To evaluate the effect of occupational exposure to manganese (Mn) on serum prolactin (PRL) and the interrelationship among other hypophyseal-pituitary hormones, a cross-sectional study was conducted on 251 welders and 100 age-matched, office workers. We analyzed serum PRL, dopamine (DA), thyroid stimulating hormone releasing hormone (TRH), follicle stimulating hormone (FSH), luteinizing hormone (LH) and testosterone (TST) and measured current airborne Mn concentration in the welders. Cumulative exposure index (CEI) of airborne Mn was calculated. CEI and the present Mn level of the welders were 1.4+/-1.1mg/m3 year (range: 0.0-4.9) and 0.4+/-3.84 mg/m3 (range: 0.0-3.8), respectively. TRH, FSH and LH were higher in welders (5.08 pg/ml, 7.40 and 4.91 mIU/ml, respectively) than in office workers (3.91 pg/ml, 6.15 and 4.00 mIU/ml, respectively) (p<0.05). DA was decreased and TRH was increased significantly with increasing CEI. DA increased up to CEI 2.0mg/m3 year or mean Mn level up to 0.2mg/m3, then decreased. PRL showed increasing tendency above the CEI and mean Mn level at which DA started to decrease. PRL was positively associated with DA in the office workers. However, such a normal feedback control of DA on PRL was not observed in the welders. Structural equation model (SEM) analysis showed that CEI was positively related to TRH and negatively related to DA. TRH increased PRL. PRL increased LH and perhaps FSH, and on the other hand, decreased TST. These results showed that Mn suppresses the inhibitory feedback control of DA on the hypophyseal-pituitary axis. In conclusion, we postulate that suppressed dopaminergic inhibitory function on the hypophyseal-pituitary axis might be the mechanism for the increased PRL exhibited in the welders.

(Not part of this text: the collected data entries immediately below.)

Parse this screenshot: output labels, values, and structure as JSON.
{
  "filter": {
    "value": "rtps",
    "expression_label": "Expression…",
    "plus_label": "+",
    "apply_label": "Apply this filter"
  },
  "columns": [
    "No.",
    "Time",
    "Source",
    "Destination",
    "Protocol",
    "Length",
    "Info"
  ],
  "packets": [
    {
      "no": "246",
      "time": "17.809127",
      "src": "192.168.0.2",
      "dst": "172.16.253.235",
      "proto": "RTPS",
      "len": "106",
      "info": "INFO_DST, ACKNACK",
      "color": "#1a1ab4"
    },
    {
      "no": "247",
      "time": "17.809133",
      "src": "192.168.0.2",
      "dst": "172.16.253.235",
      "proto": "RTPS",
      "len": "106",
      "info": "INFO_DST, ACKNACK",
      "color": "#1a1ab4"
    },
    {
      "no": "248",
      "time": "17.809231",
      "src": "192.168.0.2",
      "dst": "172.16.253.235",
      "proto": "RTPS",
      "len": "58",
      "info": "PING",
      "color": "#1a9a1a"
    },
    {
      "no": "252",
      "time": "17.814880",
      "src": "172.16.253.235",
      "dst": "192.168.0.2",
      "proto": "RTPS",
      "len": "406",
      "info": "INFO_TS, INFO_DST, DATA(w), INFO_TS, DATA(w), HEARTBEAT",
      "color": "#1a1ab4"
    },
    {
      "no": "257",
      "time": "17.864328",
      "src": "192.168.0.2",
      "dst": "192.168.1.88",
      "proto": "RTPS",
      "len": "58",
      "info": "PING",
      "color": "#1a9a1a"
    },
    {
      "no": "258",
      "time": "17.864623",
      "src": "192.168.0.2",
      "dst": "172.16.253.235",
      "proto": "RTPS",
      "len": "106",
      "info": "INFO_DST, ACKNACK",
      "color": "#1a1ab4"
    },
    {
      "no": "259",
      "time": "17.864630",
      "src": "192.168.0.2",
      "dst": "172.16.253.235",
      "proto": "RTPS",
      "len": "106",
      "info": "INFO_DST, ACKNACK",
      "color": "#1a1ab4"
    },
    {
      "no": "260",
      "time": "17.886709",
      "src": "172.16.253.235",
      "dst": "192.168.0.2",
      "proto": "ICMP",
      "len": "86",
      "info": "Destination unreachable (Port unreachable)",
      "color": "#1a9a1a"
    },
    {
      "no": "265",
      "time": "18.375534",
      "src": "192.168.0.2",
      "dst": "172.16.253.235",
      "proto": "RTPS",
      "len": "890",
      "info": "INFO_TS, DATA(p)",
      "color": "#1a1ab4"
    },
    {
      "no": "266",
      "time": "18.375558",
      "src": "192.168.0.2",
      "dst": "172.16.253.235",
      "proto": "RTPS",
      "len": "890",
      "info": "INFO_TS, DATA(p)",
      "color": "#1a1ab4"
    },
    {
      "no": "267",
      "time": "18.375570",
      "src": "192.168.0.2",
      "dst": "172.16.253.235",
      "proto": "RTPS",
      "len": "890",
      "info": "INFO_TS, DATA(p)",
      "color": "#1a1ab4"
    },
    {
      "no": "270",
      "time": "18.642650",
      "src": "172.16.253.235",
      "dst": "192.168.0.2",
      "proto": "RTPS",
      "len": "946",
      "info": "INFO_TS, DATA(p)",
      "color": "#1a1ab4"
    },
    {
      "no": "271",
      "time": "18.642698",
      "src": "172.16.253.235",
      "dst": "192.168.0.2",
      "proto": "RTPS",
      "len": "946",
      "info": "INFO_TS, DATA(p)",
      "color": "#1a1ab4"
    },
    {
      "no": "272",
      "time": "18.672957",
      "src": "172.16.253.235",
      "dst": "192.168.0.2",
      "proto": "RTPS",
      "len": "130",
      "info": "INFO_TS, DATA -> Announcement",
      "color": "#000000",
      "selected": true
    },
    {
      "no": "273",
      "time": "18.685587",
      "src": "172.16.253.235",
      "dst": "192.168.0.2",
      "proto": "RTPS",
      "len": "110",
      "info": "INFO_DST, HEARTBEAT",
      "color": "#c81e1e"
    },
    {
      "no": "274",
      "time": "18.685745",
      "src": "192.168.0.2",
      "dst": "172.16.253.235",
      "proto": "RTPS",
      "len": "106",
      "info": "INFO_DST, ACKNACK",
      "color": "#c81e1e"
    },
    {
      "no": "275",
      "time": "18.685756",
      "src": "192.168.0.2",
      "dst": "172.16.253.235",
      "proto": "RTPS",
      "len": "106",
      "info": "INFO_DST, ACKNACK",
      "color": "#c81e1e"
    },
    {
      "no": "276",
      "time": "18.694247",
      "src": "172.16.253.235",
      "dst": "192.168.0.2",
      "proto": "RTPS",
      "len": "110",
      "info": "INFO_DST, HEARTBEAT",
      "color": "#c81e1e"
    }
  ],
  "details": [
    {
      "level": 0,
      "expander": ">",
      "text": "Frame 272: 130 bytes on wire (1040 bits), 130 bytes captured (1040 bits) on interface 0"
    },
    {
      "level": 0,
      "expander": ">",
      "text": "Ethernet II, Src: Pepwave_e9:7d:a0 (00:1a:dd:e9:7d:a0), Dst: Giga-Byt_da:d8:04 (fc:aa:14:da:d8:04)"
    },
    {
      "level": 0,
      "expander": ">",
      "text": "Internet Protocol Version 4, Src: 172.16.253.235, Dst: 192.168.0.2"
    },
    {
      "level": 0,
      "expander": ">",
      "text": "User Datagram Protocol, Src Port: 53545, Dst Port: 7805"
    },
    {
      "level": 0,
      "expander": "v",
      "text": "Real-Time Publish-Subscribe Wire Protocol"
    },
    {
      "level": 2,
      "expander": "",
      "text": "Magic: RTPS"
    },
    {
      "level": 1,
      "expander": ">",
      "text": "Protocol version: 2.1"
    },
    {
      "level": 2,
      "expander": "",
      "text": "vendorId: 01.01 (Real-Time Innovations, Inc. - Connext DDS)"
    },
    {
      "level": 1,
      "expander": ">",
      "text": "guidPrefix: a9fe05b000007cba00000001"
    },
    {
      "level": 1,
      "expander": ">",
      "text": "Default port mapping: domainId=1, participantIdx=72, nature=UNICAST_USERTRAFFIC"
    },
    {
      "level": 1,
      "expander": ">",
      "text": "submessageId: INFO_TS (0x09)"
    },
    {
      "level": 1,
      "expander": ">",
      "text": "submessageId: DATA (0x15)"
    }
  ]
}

Brain accumulation and toxicity of Mn(II) and Mn(III) exposures

Concern over the neurotoxic effects of chronic moderate exposures to manganese has arisen due to increased awareness of occupational exposures and to the use of methylcyclopentadienyl manganese tricarbonyl, a manganese-containing gasoline antiknock additive. Little data exist on how the oxidation state of manganese exposure affects toxicity. The objective of this study was to better understand how the oxidation state of manganese exposure affects accumulation and subsequent toxicity of manganese. This study utilized a rat model of manganese neurotoxicity to investigate how ip exposure to Mn(II)-chloride or Mn(III)-pyrophosphate at total cumulative doses of 0, 30, or 90 mg Mn/kg body weight affected the brain region distribution and neurotoxicity of manganese. Results indicate that Mn(III) exposures produced significantly higher blood manganese levels than equimolar exposures to Mn(II). Brain manganese concentrations increased in a dose-dependent manner, with Mn(III) exposures producing significantly higher (> 25%) levels than exposures to Mn(II) but with no measurable differences in the accumulation of manganese across different brain regions. Gamma amino butyric acid concentrations were increased in the globus pallidus (GP) with manganese exposure. Dopamine (DA) levels were altered in the GP, with the highest Mn(II) and Mn(III) exposures producing significantly different DA levels. In addition, transferrin receptor and H-ferritin protein expression increased in the GP with manganese exposure. These data substantiate the heightened susceptibility of the GP to manganese, and they indicate that the oxidation state of manganese exposure may be an important determinant of tissue toxicodynamics and subsequent neurotoxicity.